Normalmente passo as noites com algum sossego nos braços de Morfeu. De manhã quando acordo não tenho motivos para dizer que tive sonhos dourados ou não. Imaginações de mafarricos a quererem fustigar e a empurrar com forcados para uma fogueira em altas labaredas, sinónimo de inferno, contam-me alguns amigos que são molestados com tão bera sonhado.
Mas uma noite passada, excepcionalmente um sonho que me fez vaguear pela cidade do Porto. Andei pela baixa, sem sair da cama, eram três da manhã, e o que vi deixou-me nas nuvens. Na placa central da Avenida dos Aliados tinham sido repostos os emblemáticos jardins que tinham sido, há pouco mais de uma década, mandados às malvas por arquitecto de nomeada. Mesmo àquela hora da noite o perfume das flores fascinava magotes de turistas que de máquina em punho fartavam-se de registar esta beleza para levarem de recuerdo para as suas terras. Andei por ali, não cabia em mim, desço depois até à Ribeira, apinhada também de estranjas e fico-me junto à ponte Luís I. O trânsito era mais que muito e fico ali a olhar para o polícia sinaleiro que em cima da peanha domesticava a circulação. E aqui também os flaches das máquinas fotográficas pareciam clarões de relâmpagos, ninguém queria perder a pitada.
De manhã ao despertar a alva, abri a pestana, fiquei na dúvida se o que me tinha passado pela cabeça seria ou não verdade. Levantei-me num ápice, lavei-me à gato e fui direitinho ao GOOGLE certificar-me. E na verdade parte do meu sonho era realidade, o “cabeça de giz” lá estava, bem afiambrado, a dar no olho com luvas e capacete branco, junto à ponte Luís I, no cruzamento com a avenida Gustavo Eiffel. Quanto à Avenida dos Aliados, nada na manga, o eirado mantem-se e as pombas em concubinato com uma ou outra gaivota, vão-se espulinhando e larando no espelho de água, vulgo tanque, e debaixo das cadeirinhas pindéricas, que rodeiam o dito, pardais sorrelfas rapinam migalhas de alguma bucha dos camones.
Ficará certamente para a próxima o ajardinamento, senhor presidente da CMP, entretanto deixe de colocar naquele local carrocéis, pois na minha óptica não é coisa que dignifique aquele espaço nobre da cidade.
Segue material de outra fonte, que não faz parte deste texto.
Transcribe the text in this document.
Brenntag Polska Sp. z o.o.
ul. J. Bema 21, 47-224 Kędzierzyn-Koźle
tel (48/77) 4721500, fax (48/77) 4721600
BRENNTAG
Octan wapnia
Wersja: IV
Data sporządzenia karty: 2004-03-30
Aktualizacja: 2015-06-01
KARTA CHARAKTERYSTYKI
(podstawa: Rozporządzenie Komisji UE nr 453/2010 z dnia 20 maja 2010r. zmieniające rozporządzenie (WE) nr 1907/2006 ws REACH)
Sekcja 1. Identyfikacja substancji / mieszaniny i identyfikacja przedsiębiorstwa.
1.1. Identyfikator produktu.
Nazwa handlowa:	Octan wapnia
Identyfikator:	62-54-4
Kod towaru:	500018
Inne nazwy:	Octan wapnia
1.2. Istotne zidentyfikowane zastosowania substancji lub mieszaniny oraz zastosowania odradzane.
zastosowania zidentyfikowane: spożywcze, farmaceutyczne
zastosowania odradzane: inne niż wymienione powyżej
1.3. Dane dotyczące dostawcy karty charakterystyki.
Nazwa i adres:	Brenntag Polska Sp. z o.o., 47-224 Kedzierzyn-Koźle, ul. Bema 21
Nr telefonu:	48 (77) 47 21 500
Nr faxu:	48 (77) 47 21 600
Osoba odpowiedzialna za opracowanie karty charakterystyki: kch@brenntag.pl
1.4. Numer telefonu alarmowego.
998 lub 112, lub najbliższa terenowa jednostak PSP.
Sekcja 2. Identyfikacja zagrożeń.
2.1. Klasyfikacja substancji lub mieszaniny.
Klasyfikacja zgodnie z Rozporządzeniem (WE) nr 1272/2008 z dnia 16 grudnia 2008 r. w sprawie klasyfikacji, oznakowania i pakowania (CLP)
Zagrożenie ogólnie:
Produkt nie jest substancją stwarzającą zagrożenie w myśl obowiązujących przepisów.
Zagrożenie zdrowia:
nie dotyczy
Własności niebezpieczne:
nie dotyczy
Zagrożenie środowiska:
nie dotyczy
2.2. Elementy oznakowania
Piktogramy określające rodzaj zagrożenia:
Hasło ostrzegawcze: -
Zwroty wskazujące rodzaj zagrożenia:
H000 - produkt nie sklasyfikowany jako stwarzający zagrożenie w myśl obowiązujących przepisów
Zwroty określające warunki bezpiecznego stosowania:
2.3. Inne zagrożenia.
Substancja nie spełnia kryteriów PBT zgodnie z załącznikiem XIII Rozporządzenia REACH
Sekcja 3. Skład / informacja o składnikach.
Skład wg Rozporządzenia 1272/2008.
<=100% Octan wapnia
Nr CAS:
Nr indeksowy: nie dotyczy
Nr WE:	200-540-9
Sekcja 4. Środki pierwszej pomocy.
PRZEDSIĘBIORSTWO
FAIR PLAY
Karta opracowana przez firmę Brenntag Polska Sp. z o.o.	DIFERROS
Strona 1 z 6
Sobre a Avenida dos Aliados já por aqui várias vezes chovi no molhado, desta vez foi à boleia de um sonho.
Vento forte, chuvadas e muito frio tinham sido ventiladas pelos alarmistas do boletim meteorológico para este fim-de-semana, mas a coisa ficou por menos.
Domingo, para sair um pouco à rotina foi-me proposto, aqui em casa, ir de manhã até Serralves. Havia lá uma venda de roupa da pequenada e então há sempre aquela curiosidade feminina de ver como andam as modas. Alinhei, não para ver a farrapada in, mas aproveitei para dar uma passeata pela quinta, ver a natureza que nesta altura do ano está mais mortiça. Entretanto também assentei arraiais no bar junto ao museu para dar uma vista de olhos no Jornal de Notícias.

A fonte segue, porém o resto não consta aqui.